Alex’s gut dropped.  “What did you do?”

Pure hatred flashed across her face.  “You took the man I loved from me.  So I have to take the people you love from you.”

Fear clutched at his chest.  “You’re lying.  There’s no way you’d be able to kill Janie.”

“Because she’s a white-eye?  Got the drop on you, didn’t I?  It’s a shame she didn’t get to see her son one last time though.  I was sincerely sorry for that.  I also want you to know that, after I’ve killed you, I will take no pleasure in slaughtering your neighbours.  Leon and Pat and their two adorable little girls are a lovely family.  And they were so kind to me when I visited them yesterday.”  She shrugged.  “But I have no choice.  George was everything to me.  Now the people you love have to suffer for what you did.  Their deaths will be on your dead hands.”

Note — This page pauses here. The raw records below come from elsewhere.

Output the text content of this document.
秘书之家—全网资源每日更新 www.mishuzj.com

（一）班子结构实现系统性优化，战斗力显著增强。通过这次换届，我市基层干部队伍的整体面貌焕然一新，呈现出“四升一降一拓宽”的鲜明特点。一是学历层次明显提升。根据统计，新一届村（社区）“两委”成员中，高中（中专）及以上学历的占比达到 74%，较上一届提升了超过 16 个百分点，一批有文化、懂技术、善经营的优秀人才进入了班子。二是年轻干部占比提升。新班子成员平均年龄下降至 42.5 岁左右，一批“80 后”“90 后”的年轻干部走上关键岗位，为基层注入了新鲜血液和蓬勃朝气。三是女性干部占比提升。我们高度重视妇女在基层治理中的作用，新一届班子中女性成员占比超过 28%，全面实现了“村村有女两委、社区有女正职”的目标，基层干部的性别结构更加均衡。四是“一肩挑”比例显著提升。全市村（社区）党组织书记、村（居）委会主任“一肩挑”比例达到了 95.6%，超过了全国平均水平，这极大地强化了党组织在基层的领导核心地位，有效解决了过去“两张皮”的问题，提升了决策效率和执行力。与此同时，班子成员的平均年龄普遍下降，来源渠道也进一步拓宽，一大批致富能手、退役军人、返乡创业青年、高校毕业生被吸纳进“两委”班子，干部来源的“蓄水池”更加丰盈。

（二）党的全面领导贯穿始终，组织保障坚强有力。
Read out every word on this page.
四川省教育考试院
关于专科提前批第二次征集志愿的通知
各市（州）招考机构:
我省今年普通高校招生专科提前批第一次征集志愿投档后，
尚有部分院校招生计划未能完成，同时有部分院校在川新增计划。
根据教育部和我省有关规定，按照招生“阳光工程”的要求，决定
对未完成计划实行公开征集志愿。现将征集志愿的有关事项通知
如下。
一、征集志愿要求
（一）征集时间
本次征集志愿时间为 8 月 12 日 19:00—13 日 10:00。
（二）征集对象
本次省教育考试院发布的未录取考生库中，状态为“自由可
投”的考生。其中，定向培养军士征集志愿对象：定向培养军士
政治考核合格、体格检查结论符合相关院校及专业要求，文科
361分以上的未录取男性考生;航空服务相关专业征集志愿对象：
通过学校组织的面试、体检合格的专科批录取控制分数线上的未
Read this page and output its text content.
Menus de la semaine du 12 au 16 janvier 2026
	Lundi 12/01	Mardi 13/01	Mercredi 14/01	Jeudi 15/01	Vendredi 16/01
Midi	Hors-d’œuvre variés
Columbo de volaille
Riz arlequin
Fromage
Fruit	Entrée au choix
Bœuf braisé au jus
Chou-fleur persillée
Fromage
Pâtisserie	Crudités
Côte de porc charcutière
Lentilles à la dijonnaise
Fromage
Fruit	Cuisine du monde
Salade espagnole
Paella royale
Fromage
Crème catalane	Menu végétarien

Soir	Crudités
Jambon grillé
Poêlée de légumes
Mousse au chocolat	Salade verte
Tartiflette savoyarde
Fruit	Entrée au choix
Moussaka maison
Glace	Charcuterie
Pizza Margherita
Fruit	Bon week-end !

Alex’s teeth were crushed together so hard his jaw ached, but he barely noticed.  He didn’t feel the wound in his back.  Every muscle in his body was clenched tight.  He fought to keep control.  There would be no second chances if he made a mistake.   

“I’ll give you what you want,” he said, taking a step forward.  “I’ll give you a Survivor child.”

“Do you think I’m stupid?” she spat.  “I don’t want your child now. The only thing I want is to watch you die and then kill everyone you love.”  She waved the gun at him to step back.

“Kerry...”


Move!
” she screeched, aiming the pistol at his head.

Alex shuffled slowly backwards until his calves touched the low wall at the edge of the roof.  He glanced over the side.  Thanks to Kerry’s shouting, many of the eaters were now looking in his direction.  Seeing him, they moaned and reached up their hands.

“Now jump.”

Alex whipped his head back around to look at her.  “
What
?”

“You heard me.”

Panic clutched at him.  If he died, she would go after Leon’s family. 

“Kerry, please...”

“Jump or I shoot you in both legs and push you over.”

Alex looked down at the sea of eaters again.  He would never survive.  “I can...”

She lowered the pistol to point at his thigh.

“Alright, alright,” he said quickly.

He turned to face the edge of the roof, frantically searching for something to help him.  There was nothing, no awnings, no lamps attached to the building, not even a shop sign.  Nothing but smooth, featureless brick wall between him and the starving horde. 

Then, as he looked down, an image flashed into his mind; Luke Skywalker standing over the sarlacc’s pit, Jabba the Hutt watching from his sailbarge.  Alex looked at the edge of the roof.  Maybe a trained gymnast could do it, but him?